The stay of execution was considered particularly significant because the case in question was not strong since the defendant had been through many appeals and didn’t bring up the method of execution until very recently. Interestingly enough, officials at the state prison said they were notified of the decision only 19 minutes before the execution was to take place and the inmate had already eaten his last meal.

With the constant presence of Iranians in Iraq, not to mention the 900-mile border, there are several events that could spark a conflict with Iran, including a massive bombing that would kill lots of U.S. troops. Meanwhile, more Pentagon officials are moving away from thinking that striking Iran’s nuclear program would be a good idea.
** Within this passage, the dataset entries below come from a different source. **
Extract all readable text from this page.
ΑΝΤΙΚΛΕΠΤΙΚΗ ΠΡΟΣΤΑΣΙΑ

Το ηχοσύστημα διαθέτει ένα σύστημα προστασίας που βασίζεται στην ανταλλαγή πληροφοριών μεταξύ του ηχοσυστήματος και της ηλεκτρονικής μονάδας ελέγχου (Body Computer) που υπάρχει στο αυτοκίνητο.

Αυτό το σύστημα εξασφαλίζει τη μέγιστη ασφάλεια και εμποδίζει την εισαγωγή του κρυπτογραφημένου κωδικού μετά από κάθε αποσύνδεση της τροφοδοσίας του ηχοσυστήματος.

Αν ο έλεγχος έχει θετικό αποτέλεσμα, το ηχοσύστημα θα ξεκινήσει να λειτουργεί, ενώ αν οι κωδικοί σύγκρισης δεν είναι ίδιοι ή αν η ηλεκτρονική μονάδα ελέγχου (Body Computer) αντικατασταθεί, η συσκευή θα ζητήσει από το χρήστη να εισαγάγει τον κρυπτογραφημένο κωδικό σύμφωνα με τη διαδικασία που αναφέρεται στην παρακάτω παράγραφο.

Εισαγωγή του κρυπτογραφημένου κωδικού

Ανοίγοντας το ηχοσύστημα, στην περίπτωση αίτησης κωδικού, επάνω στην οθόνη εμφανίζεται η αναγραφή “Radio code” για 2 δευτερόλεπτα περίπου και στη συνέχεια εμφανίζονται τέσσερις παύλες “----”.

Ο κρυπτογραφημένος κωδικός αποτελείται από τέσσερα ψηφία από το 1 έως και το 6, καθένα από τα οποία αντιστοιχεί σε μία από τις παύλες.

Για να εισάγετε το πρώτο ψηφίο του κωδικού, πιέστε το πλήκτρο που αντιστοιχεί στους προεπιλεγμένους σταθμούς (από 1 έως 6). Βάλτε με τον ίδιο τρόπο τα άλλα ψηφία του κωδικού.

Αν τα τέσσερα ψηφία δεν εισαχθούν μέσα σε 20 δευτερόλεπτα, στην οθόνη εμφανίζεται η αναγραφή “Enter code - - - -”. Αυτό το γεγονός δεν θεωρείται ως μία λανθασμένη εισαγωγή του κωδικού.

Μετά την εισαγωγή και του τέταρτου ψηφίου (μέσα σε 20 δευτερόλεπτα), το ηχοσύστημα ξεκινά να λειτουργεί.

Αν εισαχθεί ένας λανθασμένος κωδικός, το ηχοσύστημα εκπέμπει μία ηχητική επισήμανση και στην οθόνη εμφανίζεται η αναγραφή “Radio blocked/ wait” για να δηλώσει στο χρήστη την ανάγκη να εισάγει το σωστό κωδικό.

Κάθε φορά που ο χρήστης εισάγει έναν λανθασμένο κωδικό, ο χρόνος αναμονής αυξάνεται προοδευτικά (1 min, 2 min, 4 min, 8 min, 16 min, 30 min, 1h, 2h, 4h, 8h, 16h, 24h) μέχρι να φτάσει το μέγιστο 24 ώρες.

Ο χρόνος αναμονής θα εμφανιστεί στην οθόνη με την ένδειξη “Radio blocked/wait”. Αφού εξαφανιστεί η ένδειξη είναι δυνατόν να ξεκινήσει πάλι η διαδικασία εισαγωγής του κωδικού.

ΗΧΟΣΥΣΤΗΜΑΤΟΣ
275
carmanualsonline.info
But the mere fact that U.S. troops sometimes detain and imprison Iranians in Iraq could be seen as a high-risk venture, particularly because any U.S. servicemember would fight back to avoid capture. In January, when U.S. troops detained five Iranians, they meant to capture a senior Revolutionary Guard leader, which “would have raised the ante pretty high with Iranians,” an expert said. It seems strange that the LAT doesn’t even give a nod to the idea that it could be the administration’s goal to “raise the ante” in order to make a conflict with Iran seem inevitable.

Although there’s been a sharp decline in attacks against coalition forces in Iraq, an official with the Government Accountability Office told lawmakers the reduction in attacks against Iraqi security forces and civilians has been smaller. A GAO report released yesterday also said that reconstruction efforts have been mismanaged and are plagued with inefficiencies.
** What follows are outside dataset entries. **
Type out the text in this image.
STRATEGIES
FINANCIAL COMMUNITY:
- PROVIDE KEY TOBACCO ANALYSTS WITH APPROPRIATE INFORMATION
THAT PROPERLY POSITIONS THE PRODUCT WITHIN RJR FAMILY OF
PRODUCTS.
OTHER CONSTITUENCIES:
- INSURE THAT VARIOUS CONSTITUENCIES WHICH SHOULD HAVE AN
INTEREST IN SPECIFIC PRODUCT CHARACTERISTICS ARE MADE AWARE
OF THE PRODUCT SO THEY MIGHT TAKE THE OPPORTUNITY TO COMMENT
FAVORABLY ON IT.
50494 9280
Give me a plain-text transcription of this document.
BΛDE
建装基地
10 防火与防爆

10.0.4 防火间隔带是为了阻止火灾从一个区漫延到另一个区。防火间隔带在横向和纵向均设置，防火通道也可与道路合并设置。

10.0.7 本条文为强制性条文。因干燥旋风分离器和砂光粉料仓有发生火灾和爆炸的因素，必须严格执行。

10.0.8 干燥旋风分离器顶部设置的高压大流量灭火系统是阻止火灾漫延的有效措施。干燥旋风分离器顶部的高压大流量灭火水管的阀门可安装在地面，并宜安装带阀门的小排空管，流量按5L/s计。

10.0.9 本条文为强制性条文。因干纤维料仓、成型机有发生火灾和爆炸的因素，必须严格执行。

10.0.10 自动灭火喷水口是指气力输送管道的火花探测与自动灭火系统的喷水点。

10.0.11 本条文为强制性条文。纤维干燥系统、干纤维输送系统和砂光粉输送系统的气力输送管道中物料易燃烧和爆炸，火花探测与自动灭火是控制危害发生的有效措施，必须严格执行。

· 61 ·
The NYT fronts news that the U.S. military will coordinate all State Department security convoys, which is part of an effort by Secretary of State Condoleezza Rice and Secretary of Defense Robert Gates to tighten controls on contractors in Iraq. Even though the NYT says “Gates appears to have won the bureaucratic tug-of-war” it looks like this agreement doesn’t go as far as some Pentagon officials wanted since they had said that all security contractors should be under the control of the U.S. military. Also yesterday, the Iraqi government approved draft legislation that would make all private security contractors subject to local law.

The NYT fronts a good piece of investigative reporting that looks into how many Chinese chemical companies that are exporting pharmaceutical ingredients are “neither certified nor inspected” by the government. These companies aren’t in hiding and actually take part in large industry trade shows. Although the Chinese government has been aware of this loophole for more than a decade it has done little to stop the companies, sometimes to tragic consequences.

As the Democratic presidential hopefuls battled it out in their seventh debate last night (all the papers focus on how Sen. Hillary Clinton came under heavy attack from her rivals), the WP reports that it was all for nothing since we already know what the tickets will look like. A “statistically representative” poll of 355 witches revealed the candidates will be Hillary Clinton-Wesley Clark and Rudy Giuliani-Mike Huckabee. The poll was conducted by a group that seeks to “upgrade the perception of witches.”